Segmented Sieve Memory Usage

I’m messing around with implementing and comparing different prime number generators, including prime sieves, after becoming interested in @jzakiya’s Sieve of Zakiya. I haven’t gotten as far as complex sieves like that yet, though. I’m currently working on implementing varieties of the Sieve of Eratosthenes, and I’m stumped by my Segmented Sieve of Eratosthenes using much more memory than my standard Sieve of Eratosthenes implementation.

Here are my implementations:

def sieve_of_eratosthenes(upto n)
  possible_primes = BitArray.new n + 1, initial: true
  possible_primes[0] = false
  possible_primes[1] = false

  (2..).take_while { |i| i <= Math.sqrt(n) }.each do |i|
    if possible_primes[i]?
      (i**2).upto(n).step(i).each do |j|
        possible_primes[j] = false
      end
    end
  end

  possible_primes.each_index.select { |index| possible_primes[index] }.to_a
end

def segmented_sieve_of_eratosthenes(upto n)
  delta = Math.sqrt(n).to_i

  known_primes = sieve_of_eratosthenes upto: delta

  possible_primes = BitArray.new delta
  (delta + 1).upto(n).step(delta).each do |segment_min|
    segment_max = segment_min + delta - 1
    prime_divisor_limit = Math.sqrt(segment_max)
    relevant_prime_divisors = known_primes.each.take_while { |prime| prime <= prime_divisor_limit }
    possible_primes.fill true

    pre_segment_min = segment_min - 1
    relevant_prime_divisors.each do |p|
      starting_index = p - (pre_segment_min % p) - 1
      starting_index.upto(delta - 1).step(p).each do |j|
        possible_primes[j] = false
      end
    end

    possible_primes.each_index do |index|
      if possible_primes[index]
        known_primes << (segment_min + index)
      end
    end
  end

  known_primes
end

The segmented sieve is using around 5 times as much memory as the basic version*. I initially noticed a difference in memory consumption when using Benchmark.ips, and since then I’ve just been checking with GC.stats.total_bytes at the end of a run (switching implementations and recompiling to compare).

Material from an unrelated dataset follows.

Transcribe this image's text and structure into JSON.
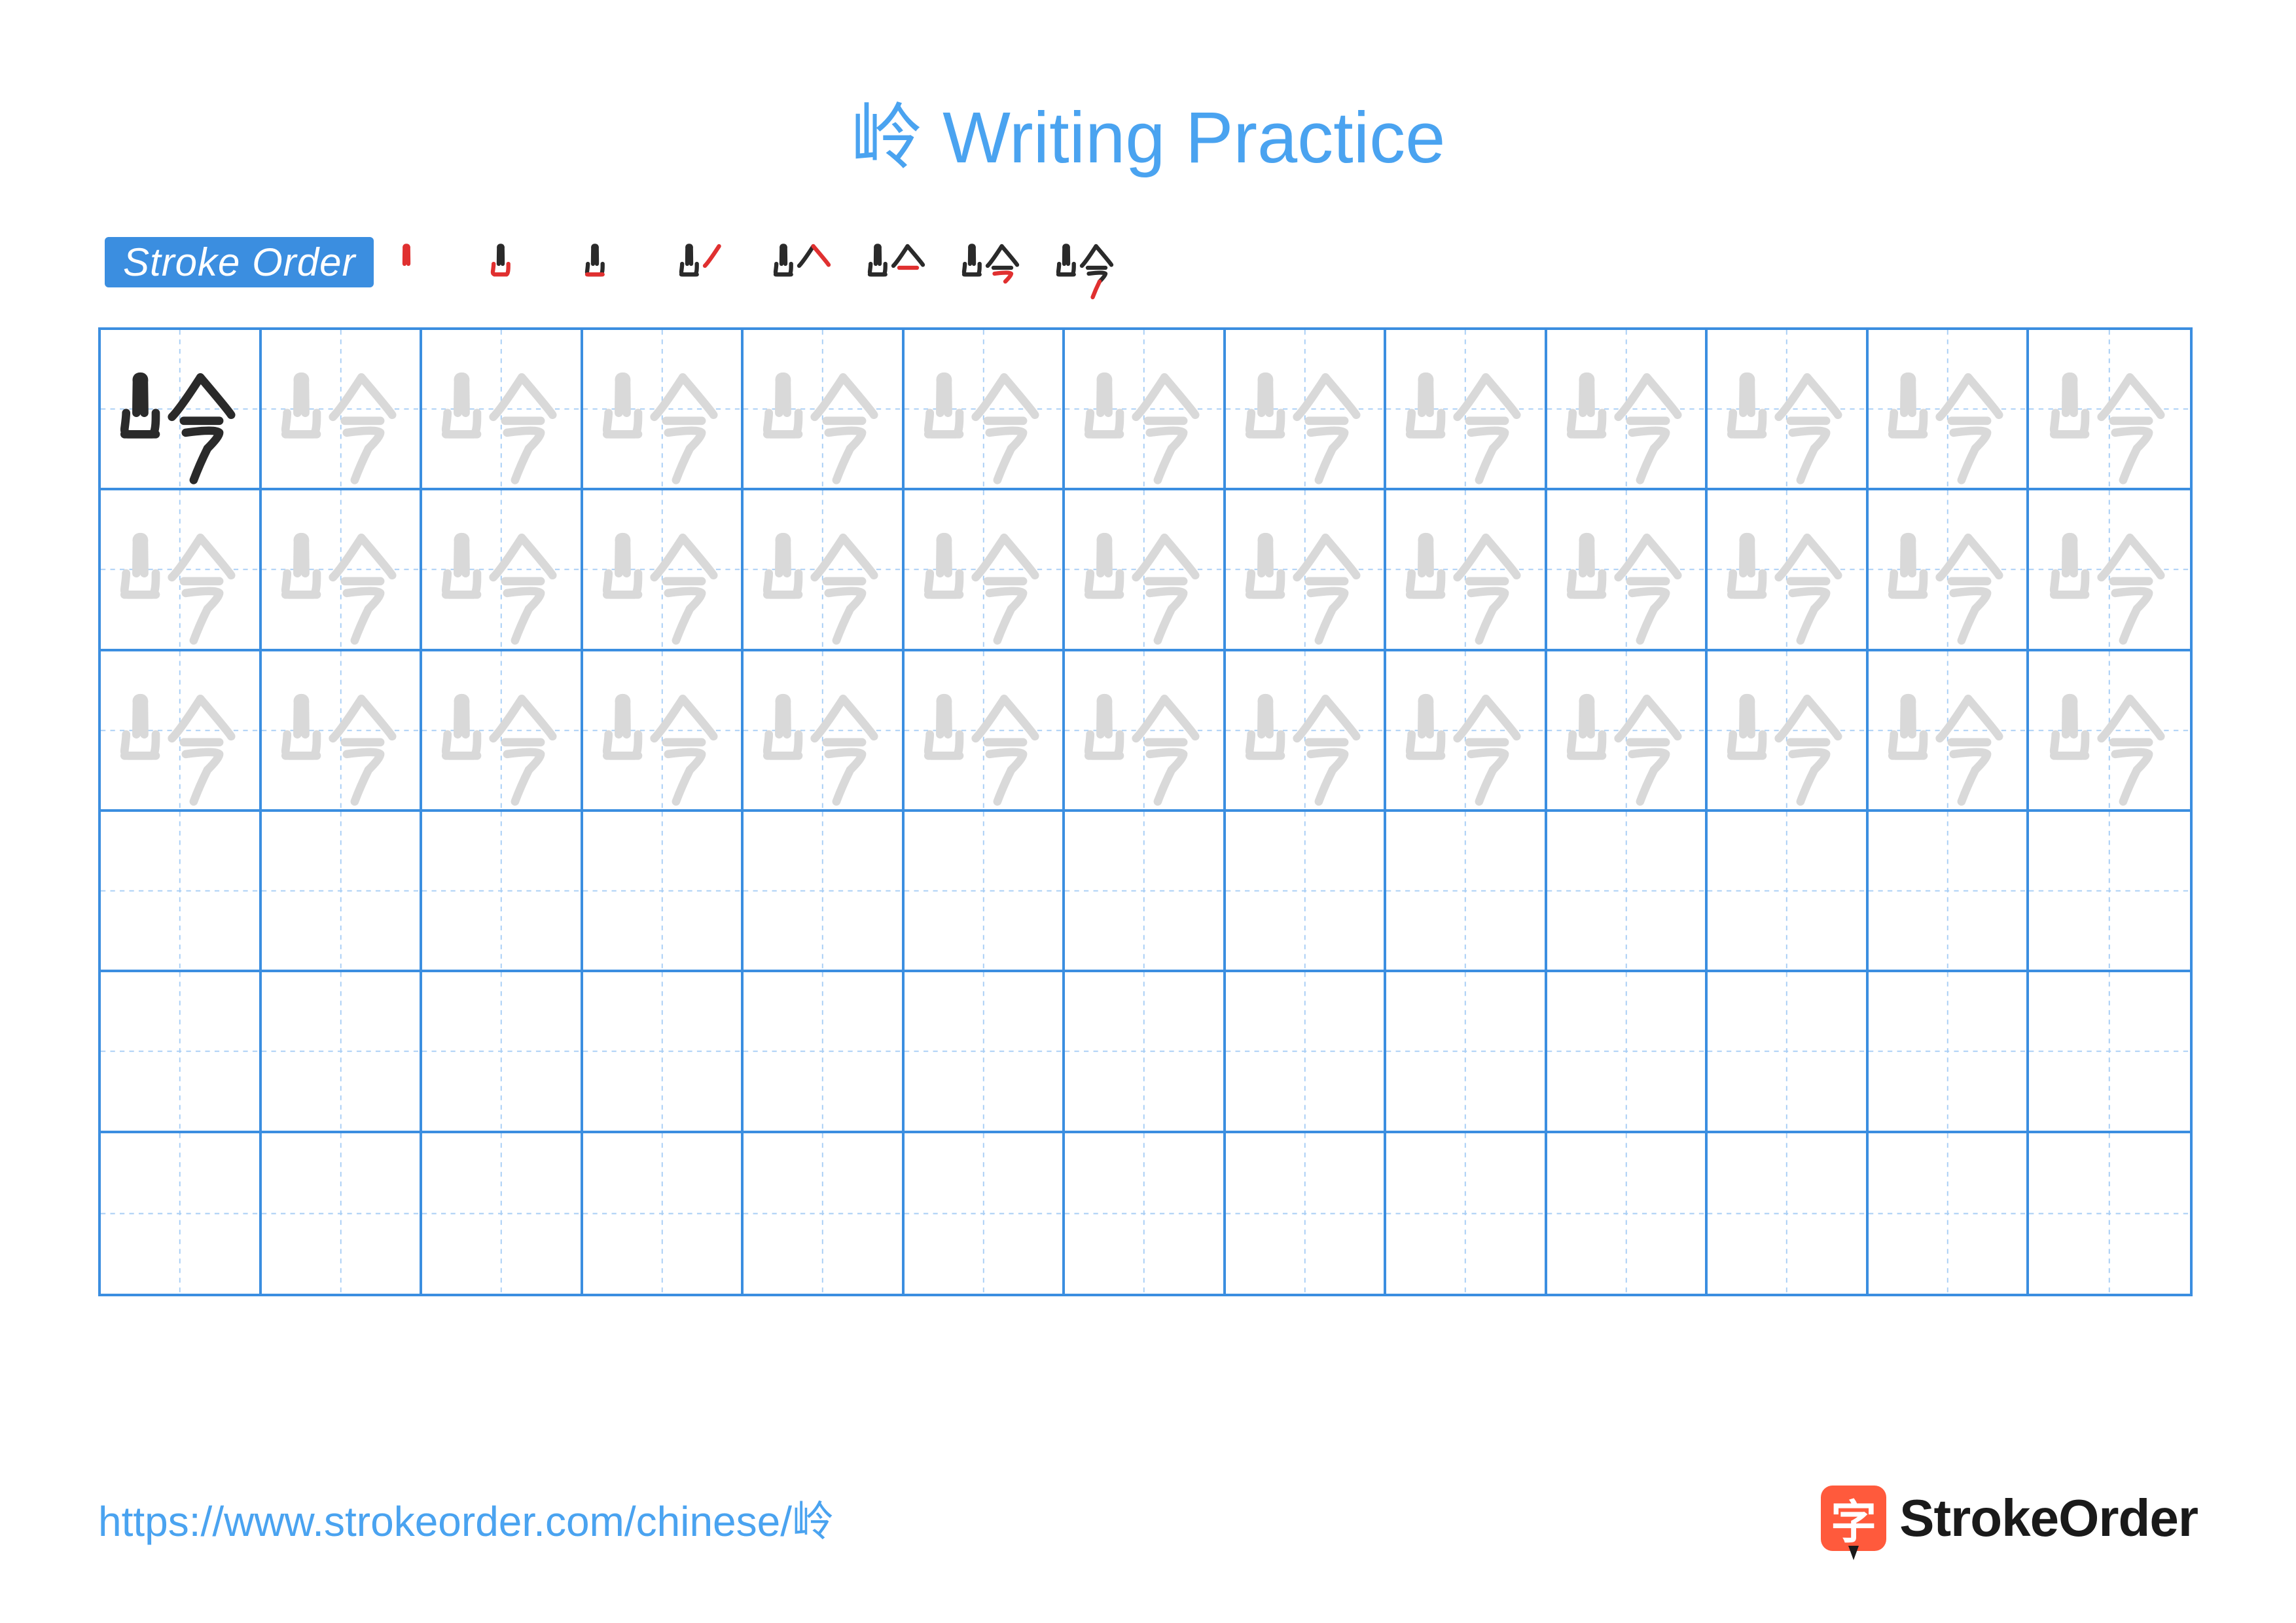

I’m not sure whether adding GC.stats.total_bytes checks around the code is a valid way to check what’s causing memory allocation, but when I did that it seemed like the if possible_primes[index] line toward the bottom of the segmented sieve implementation was allocating a bunch of memory, which seems… wrong.

So basically I’m wondering if anyone else has an idea of why I’m seeing more memory usage in the segmented sieve than in the basic one. If you have a critique of the algorithm re runtime performance or correctness, I guess that’s fine, but it’s not really what I’m looking for.

If it matters, I’m running Crystal 1.2.2 with LLVM 10.0.0 on OpenSUSE Tumbleweed.

* 36.7MiB vs 7.27MiB for n = 10,000,000, 94.9kiB vs 26.5kiB for n = 10,000

Seems like a reasonable way to test. Maybe you can check total_bytes within the code to see where it spikes?

Yeah, here’s the code with #total_bytes checks throughout and the code that creates that output: gist. The non-segmented version takes only 10.1 KiB in this case, while the segmented version takes 146 KiB. I did intentionally choose a small n in order to lessen the amount of output to sift through, but the results have been similar for larger n.

EDIT: I goofed with my #total_bytes output and was creating a bunch of strings which were taking memory. I’ve updated the gist to reflect a better way of outputting that value without ruining the usefulness of it. The difference in memory consumption is not nearly so much now, but the segmented version is still using more memory: 11.7 KiB vs the aforementioned 10.1 KiB for the non-segmented version. The values I gave in the original post for larger n are still valid.

I’m not quite sure how to debug it. Maybe add similar debugs to the original and look for differences? Does GC.collect help?